It is in this class that service becomes an important item; it is in this class that the artistic side of life, the enjoyment of physical and intellectual luxury, first becomes possible. In a sense the study of expenditure here is both more useful and more interesting. A fraction of the income would suffice for the satisfaction of the mere physiological needs, and there is a real choice possible in the disposition of the surplus.
Therefore, in the case of these larger incomes, I propose to discuss rather the general principles of expenditure than the statistical facts. The 199 latter are not thoroughly reliable, and at the same time the circumstances of the class in question are better known to my readers.
The fundamental principle, as Marshall[87] states, is that the marginal utility of each separate division of expenditure should be equal. He means by this that our income should be so distributed that the last sixpence we spend on clothes should yield us the same amount of pleasure as the last sixpence expended on food or on books. And he rightly remarks that to the housekeeper the value of keeping accounts lies precisely in the fact that it makes the application of this principle easy.
If we know exactly how money has been spent, then it is possible to see that expenditure has been wrongly balanced, that impulsive extravagance on hats or on out-of-season delicacies has unduly curtailed the amount spent on holidays, books, or concerts. It is for this reason that itemised tables are more useful to the housekeeper than is the ordinary creditor and debtor method of account-keeping. She should of course be able to present an accurate statement of the money spent and received, but she should not be content with this. She should further show for each quarter the amount spent on rent, food, fuel, &c.
QUARTERLY SUMMARY OF HOUSEHOLD EXPENDITURE
| Weeks Ending | Food and Cleaning Materials | Household Washing | Service | Coals | Gas | Electricity | Rent | Rates | Garden | Misc | Total | Guests [88] | Remarks |
| Jan. 9 | |||||||||||||
| " 16 | |||||||||||||
| " 23 | |||||||||||||
| " 30 | |||||||||||||
| Feb. 6 | |||||||||||||
| " 13 | |||||||||||||
| " 20 | |||||||||||||
| " 27 | |||||||||||||
| March 6 | |||||||||||||
| " 13 | |||||||||||||
| " 20 | |||||||||||||
| " 27 | |||||||||||||
| April 3 | |||||||||||||
| Total. | |||||||||||||
| Weekly Average |
The table appended has been in actual use for some time, and has served on more than one occasion to check expenditure which was unduly 201 increasing. It could easily be modified in various ways. Food could be further subdivided, and headings for dress and other personal expenses could be added. Probably, however, it will be found better to keep one card for the quarterly household expenditure, and others for the personal expenditure of the separate members of the household.
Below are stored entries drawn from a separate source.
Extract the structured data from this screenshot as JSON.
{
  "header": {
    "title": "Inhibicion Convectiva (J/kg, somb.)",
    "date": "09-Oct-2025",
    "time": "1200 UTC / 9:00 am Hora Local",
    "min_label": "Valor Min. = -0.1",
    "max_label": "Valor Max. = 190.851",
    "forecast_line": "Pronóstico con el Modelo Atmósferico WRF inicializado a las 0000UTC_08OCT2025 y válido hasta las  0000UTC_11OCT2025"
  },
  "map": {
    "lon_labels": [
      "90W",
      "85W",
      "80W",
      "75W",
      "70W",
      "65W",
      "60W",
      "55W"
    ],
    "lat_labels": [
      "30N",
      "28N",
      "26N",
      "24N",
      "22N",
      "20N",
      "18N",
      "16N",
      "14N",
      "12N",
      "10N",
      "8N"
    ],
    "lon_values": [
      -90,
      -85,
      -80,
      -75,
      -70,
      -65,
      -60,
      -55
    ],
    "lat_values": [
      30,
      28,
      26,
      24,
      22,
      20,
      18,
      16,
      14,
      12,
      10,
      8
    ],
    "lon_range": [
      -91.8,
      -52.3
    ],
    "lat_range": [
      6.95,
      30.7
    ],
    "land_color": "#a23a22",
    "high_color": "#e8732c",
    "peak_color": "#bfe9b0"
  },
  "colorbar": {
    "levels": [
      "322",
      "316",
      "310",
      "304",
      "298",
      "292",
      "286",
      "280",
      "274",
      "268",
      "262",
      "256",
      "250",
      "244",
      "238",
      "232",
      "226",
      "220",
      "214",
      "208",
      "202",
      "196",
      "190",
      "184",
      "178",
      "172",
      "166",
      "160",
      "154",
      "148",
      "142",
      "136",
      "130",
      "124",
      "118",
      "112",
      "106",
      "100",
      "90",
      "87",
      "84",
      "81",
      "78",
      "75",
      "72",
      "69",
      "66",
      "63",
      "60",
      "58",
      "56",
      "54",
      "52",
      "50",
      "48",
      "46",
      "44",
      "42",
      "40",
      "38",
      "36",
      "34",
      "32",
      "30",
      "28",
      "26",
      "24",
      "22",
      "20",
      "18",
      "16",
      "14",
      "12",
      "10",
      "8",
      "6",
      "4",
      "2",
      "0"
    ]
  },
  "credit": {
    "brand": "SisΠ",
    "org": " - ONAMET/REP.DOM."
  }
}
The amount of trouble involved is comparatively small, provided that the different items are summed up and entered regularly each week when the household books are examined. If the quarterly cards are then filed in order, they afford a most valuable record of household management in a small and easily handled form.
When deciding on the amount of money to be allotted to the separate items, the first thing to be kept in mind is the necessity of preserving efficiency; and brain-workers ought to remember that thorough mental alertness and competency can only be secured by well-chosen, well-cooked, and daintily served food, by sufficiency of sleep, by frequent intervals of rest and recreation, and by thoroughly invigorating holidays. Extravagance should of course be avoided, but the journalist or scientist who is niggardly of expenditure on these items will probably later on be obliged to spend his savings on doctor’s bills or a rest cure. A high standard of comfort and efficient work is the cheapest way of living in the long run. Whether, however, all the conventional necessaries now included by custom in the upper middle-class expenditure are really essential to the brain-worker’s 202 standard of life is perhaps another question.
The “simple life” which consists in doing without all the conveniences of civilisation has been proved a failure by many experiments, but a “simple life” which accepted the comforts of electric light, gas stoves, and laid-on hot water, but abolished heavy curtains and carpets and that multiplicity of ornaments and of dishes, which increases the complexity of life without adding to its beauty, might turn out to be a success. In many cases, however, conventional expenditure is essential for professional advancement. The doctor, for instance, must live in a house of a certain size and importance; the high school teacher or woman journalist must be well dressed. Expenditure of this character is really of the nature of advertisement, and it is foolish to endeavour to curtail it.